Kebaikan dan keburukan politik kerap diimplikasikan dengan reputasi para politisi yang berkecimpung didalamnya.
Banyak politisi yang mencalonkan diri jadi calon-calon wakil rakyat ketika sudah menjabat, ternyata seiring waktu berjalan malah terbius karena godaan jabatan dan kekuasaan.
Bahkan banyak fakta menunjukan, para politisi akhirnya malah menjelma menjadi koruptor atau tersangkut korupsi.
Padahal diharapkan para politisi tersebut memiliki integritas dalam melawan korupsi, tapi karena ada juga yang tidak kuat karena godaan kekuasaan dan jabatan justru malah bertindak sebaliknya.

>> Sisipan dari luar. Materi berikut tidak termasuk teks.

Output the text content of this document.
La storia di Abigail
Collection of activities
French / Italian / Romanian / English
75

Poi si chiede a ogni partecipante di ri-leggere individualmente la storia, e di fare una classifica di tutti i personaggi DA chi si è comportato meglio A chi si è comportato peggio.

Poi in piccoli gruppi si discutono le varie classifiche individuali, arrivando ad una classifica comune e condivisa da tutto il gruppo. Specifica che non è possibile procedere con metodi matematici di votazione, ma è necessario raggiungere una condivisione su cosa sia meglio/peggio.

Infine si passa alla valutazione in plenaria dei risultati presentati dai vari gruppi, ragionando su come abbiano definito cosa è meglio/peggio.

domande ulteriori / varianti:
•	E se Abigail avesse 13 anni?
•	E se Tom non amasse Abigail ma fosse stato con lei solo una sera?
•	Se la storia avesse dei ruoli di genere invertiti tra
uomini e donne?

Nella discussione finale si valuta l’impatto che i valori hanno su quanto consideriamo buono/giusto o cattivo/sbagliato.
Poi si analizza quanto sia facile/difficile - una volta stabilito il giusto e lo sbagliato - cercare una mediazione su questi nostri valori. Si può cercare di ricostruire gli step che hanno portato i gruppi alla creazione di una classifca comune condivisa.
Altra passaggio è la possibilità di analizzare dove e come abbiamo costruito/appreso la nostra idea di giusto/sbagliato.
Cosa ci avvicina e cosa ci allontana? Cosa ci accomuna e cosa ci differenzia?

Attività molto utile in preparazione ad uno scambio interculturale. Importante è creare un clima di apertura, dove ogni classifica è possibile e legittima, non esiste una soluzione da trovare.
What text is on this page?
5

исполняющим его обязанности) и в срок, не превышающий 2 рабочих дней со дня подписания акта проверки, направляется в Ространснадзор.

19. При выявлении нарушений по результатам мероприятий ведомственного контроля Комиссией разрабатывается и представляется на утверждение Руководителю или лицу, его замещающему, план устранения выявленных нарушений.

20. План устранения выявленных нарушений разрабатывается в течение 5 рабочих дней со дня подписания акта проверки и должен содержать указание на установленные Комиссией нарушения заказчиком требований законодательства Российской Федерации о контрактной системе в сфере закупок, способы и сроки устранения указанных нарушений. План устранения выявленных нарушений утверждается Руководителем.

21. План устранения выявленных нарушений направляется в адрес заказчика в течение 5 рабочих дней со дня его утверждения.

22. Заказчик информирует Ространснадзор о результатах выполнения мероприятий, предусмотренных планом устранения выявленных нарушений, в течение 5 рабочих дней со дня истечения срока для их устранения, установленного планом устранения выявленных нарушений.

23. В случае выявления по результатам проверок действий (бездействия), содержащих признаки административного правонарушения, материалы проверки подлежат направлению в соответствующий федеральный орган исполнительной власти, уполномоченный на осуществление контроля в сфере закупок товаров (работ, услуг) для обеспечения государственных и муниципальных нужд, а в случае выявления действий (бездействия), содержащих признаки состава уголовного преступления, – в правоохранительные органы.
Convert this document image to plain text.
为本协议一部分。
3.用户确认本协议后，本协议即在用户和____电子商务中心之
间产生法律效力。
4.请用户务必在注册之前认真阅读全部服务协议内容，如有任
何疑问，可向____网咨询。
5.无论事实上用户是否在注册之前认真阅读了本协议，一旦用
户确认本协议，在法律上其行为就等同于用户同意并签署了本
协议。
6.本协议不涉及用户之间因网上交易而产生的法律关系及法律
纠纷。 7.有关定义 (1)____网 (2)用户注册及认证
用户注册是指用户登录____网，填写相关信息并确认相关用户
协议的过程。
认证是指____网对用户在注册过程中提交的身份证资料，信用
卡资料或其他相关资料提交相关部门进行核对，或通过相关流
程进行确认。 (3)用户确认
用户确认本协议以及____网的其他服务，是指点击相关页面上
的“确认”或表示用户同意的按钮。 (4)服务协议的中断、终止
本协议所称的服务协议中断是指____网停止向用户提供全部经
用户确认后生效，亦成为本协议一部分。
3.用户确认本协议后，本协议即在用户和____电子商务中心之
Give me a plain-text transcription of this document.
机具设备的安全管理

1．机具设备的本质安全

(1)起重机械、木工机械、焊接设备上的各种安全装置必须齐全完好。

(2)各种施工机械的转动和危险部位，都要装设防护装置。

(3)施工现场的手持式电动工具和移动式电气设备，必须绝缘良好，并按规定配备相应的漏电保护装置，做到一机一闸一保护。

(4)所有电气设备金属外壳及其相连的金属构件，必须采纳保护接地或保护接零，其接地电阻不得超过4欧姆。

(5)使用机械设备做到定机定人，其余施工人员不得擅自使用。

Alhasil, jabatan birokrasi hingga saat ini selalu jadi terkonotasi secara negatif dengan tujuan politisi untuk berkuasa semata dan menjadi ladang korupsi belaka, apalagi bila sudah tergabung dengan birokrat-birokrat lainnya yang juga terlibat didalam jabatan birokrasi.
Politik yang berlaku sekarang di Indonesia selama ini masih banyak dimaknai sebagai sesuatu yang berkaitan dengan kekuasaan saja.
Maka tidak heran jika perilaku politik yang di jalankan adalah meng "halal" kan segala cara untuk merebut, menggunakan dan mempertahankan kekuasaan. Politik hanya dijadikan motif menuju kekuasaan, atau seni meraih kekuasaan belaka.
Persepsi umum bahwa politik adalah tentang usaha usaha untuk memperoleh kekuasaan, meniscayakan selalu lahirnya pihak pemenang dan pihak pecundang.
Tentunya ketika sudah ada pemenang dan pecundang maka yang berlaku adalah pihak yang berkuasa akan bekerja sekeras-kerasnya untuk mempertahankannya, sedangkan pihak yang kalah akan menggunakan seluruh energi dan cara menentang pihak yang berkuasa.
Pihak yang kalah akan terus berupaya, untuk membangun dukungan agar dapat mengambil kekuasaan dari yang berkuasa.
Politik karena kekuasaan merupakan sebuah kesalahan sistem politik yang sudah mengakar lama di Indonesia sehingga politik sekarang ini terkesan minim etika atau kurang memiliki etika lagi di dalamnya.